UPDATE: Robbie Gramer and Jefcoate O’Donnell reported for Foreign Policy on August 6,
Whitaker, who is joining Clout Public Affairs as managing director, will not be working directly on the contract with the government of Cameroon and will not be filing as a lobbyist, a Clout Public Affairs spokesperson told Foreign Policy. But human rights activists say Whitaker’s hiring will bring outsized influence to a firm looking to burnish Cameroon’s image in Washington as its government faces accusations of widespread human rights abuses against civilians. […]
Clout Public Affairs, a firm organized by former aides to Texas Republican Sen. Ted Cruz, last month signed on to lobby for Cameroon for $55,000 a month in four-month increments until the contract is canceled, according to public disclosure filings with the U.S. Justice Department. The firm, according to the contract, will provide public relations services to help cultivate a “favorable image” for Cameroon’s government, to include “placing targeted op eds in conservative-oriented outlets in order to foster a robust and growing partnership narrative into the future.”
The Clout spokesperson said it is an important time to strengthen ties between the U.S. and Cameroonian governments as the country faces growing instability and threats from terrorism. The lobbying contract does not mention work beyond PR and communications. But it has drawn sharp criticism from human rights activists. […]
“Over the past several years, there has been a hugely significant increase in the number of U.S. lobbyists representing foreign nationals, many of them connected to the Trump administration,” said Jeffrey Smith, the executive director of Vanguard Africa, which supports democracy movements in the region. “Many of Trump’s fundraisers and supporters have struck it rich in this sector, often working on behalf of the world’s worst human rights abusers,” said Smith, who has done work on behalf of Cameroonian opposition figures.
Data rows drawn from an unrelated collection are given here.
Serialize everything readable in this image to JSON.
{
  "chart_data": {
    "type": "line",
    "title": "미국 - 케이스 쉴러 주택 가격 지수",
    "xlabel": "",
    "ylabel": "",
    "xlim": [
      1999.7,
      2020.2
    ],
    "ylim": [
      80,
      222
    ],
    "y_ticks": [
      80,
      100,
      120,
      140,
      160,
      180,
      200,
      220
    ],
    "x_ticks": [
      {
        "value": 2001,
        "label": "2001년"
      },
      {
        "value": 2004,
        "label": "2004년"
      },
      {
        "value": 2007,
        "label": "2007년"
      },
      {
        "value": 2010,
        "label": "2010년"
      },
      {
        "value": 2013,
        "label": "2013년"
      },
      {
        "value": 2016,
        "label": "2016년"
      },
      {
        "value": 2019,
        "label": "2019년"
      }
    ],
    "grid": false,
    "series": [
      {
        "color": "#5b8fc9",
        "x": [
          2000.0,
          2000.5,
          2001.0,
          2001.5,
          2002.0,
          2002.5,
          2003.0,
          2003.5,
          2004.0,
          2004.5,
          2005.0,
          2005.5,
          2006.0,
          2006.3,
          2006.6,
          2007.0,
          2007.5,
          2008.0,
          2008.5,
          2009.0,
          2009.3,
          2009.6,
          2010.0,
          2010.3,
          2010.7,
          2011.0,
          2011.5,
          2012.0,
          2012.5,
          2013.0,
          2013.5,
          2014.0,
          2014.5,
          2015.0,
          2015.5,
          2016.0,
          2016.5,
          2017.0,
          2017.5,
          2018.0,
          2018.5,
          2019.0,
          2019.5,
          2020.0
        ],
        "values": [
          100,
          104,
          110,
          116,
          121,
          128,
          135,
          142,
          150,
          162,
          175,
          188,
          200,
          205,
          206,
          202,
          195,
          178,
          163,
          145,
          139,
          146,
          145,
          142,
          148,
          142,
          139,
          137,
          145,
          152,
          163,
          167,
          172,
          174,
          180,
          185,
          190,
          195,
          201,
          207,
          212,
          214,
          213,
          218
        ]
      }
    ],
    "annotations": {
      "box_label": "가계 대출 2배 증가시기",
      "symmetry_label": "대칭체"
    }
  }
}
SECOND UPDATE: CNN’s Kevin Collier reported on August 12 that Whitaker will serve as outside general counsel for “PC Matic, the…not-top tier antivirus company, per release this morning. Extremely on-brand for all parties involved, including the White House official to tech company pipeline.” The news release noted that during Whitaker’s time at the Department of Justice, “I saw firsthand the damage cybercriminals have inflicted on Americans across the country, and I’m excited to join the team at PC Matic as we redefine the standards of cybersecurity technologies.”